On to the game itself the Colts started the more assured, a fact that was highlighted by the 96 yard drive for the first touchdown. In terms of tactics the Colts ran a lot of the plays, with Joseph Addai in particular very impressive. It was clever move as the Colts (ranked dead last in the running game) surprised their opponents who, like most people, expected Manning to throw the ball. Manning did complete the drive with a throw for Pierre Garcon & a 19 yard touchdown. That was as good as it got for the Colts though at the time it seemed impossible to imagine that would be Manning’s only touchdown of the match.
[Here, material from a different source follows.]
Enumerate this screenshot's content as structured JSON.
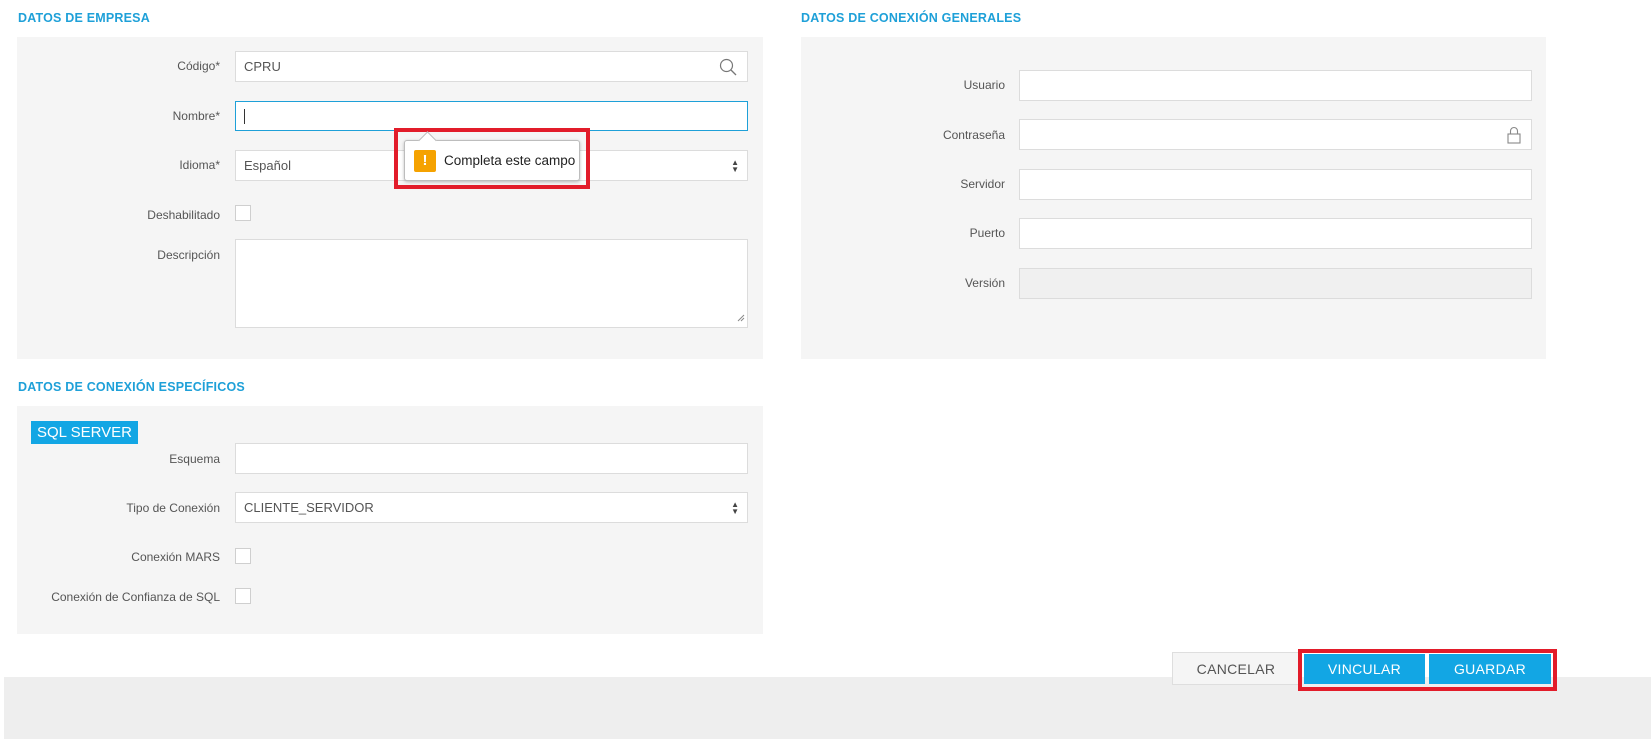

With 10-0 lead after the first quarter the Colts felt in control of the game. From here on in they definitely played just tad more conservatively opting for percentage plays rather than their natural attacking game. Nothing highlighted this better than the timid approach when the Saints failed to convert from just short of the Colts goal line. With the clock running down to the end of the first half the Colts had the opportunity to make Sean Payton rue his attacking call in going for the touchdown. Instead they gave the initiative back to the Saints who courtesy of Garrett Hartley were able to convert with a 44 yard kick to end the half just 4 points behind.

And that was part of the problem for the Colts. Supremely confident in their own ability, they perhaps rightly felt they could step it up whenever it was required. However justified that belief was there’s only so many times you can draw on the well before finding it empty. Besides this was the Super Bowl & the pressures involved are different to any other game. As witnessed by a couple of errors you would never see from the Colts. They had play themselves into a corner & for once they were unable to come up with the answers.

Whereas the Colts were happy to stick with what they had the Saints demonstrated a gamblers instinct. With Coach Payton committed to an aggressive strategy the Saints were going win or lose on their own terms. That much was made clear with their attempt to convert a fourth down on the Colts 3 yard line. But if that was courageous his next call was insane. An onside kick was how the Saints chose to restart the second half. It was a move that worked a treat & allowed the Saints to respond to the Colts 10 unanswered points with 13 of their own.

The Saints never wavered in their aggressive strategy. Going for a two point conversion after their second touchdown as well as blitzing the Colts offence deep into their own territory. Both plays worked with the second all but settling the game when Tracy Porter ran for an intercepted touchdown. But as brave as those plays were they were not just desperation measures by an optimistic Head Coach. They were aggressive moves that had been thought out. Sean Payton had calculated that even if they failed to work it did not mean that the Saints were out of the game, whereas the rewards for success were huge.  

The final point of interest of the game was how the quarterback’s matched up. Peyton Manning was being acclaimed as the games best ever quarterback beforehand. And while that may turn out to be true he doesn’t have the title just yet. Drew Brees on the other hand elevated himself to the elite level with his MVP performance. And at the head of a talented squad he’ll certainly have more opportunities to shine in future Super Bowls.

The Saints rightly won for being the team willing to risk more for victory. They played like underdogs & never took their foot of the accelerator. An immense amount of credit will go their whole coaching staff & several of the plays will go into the Super Bowl hall of fame. For the Colts there’s no shame in coming up short against a superb Saints team. They’ll regroup & come back strong next season. The only problem is that this Saints team seems set for an extended run at the games biggest prize.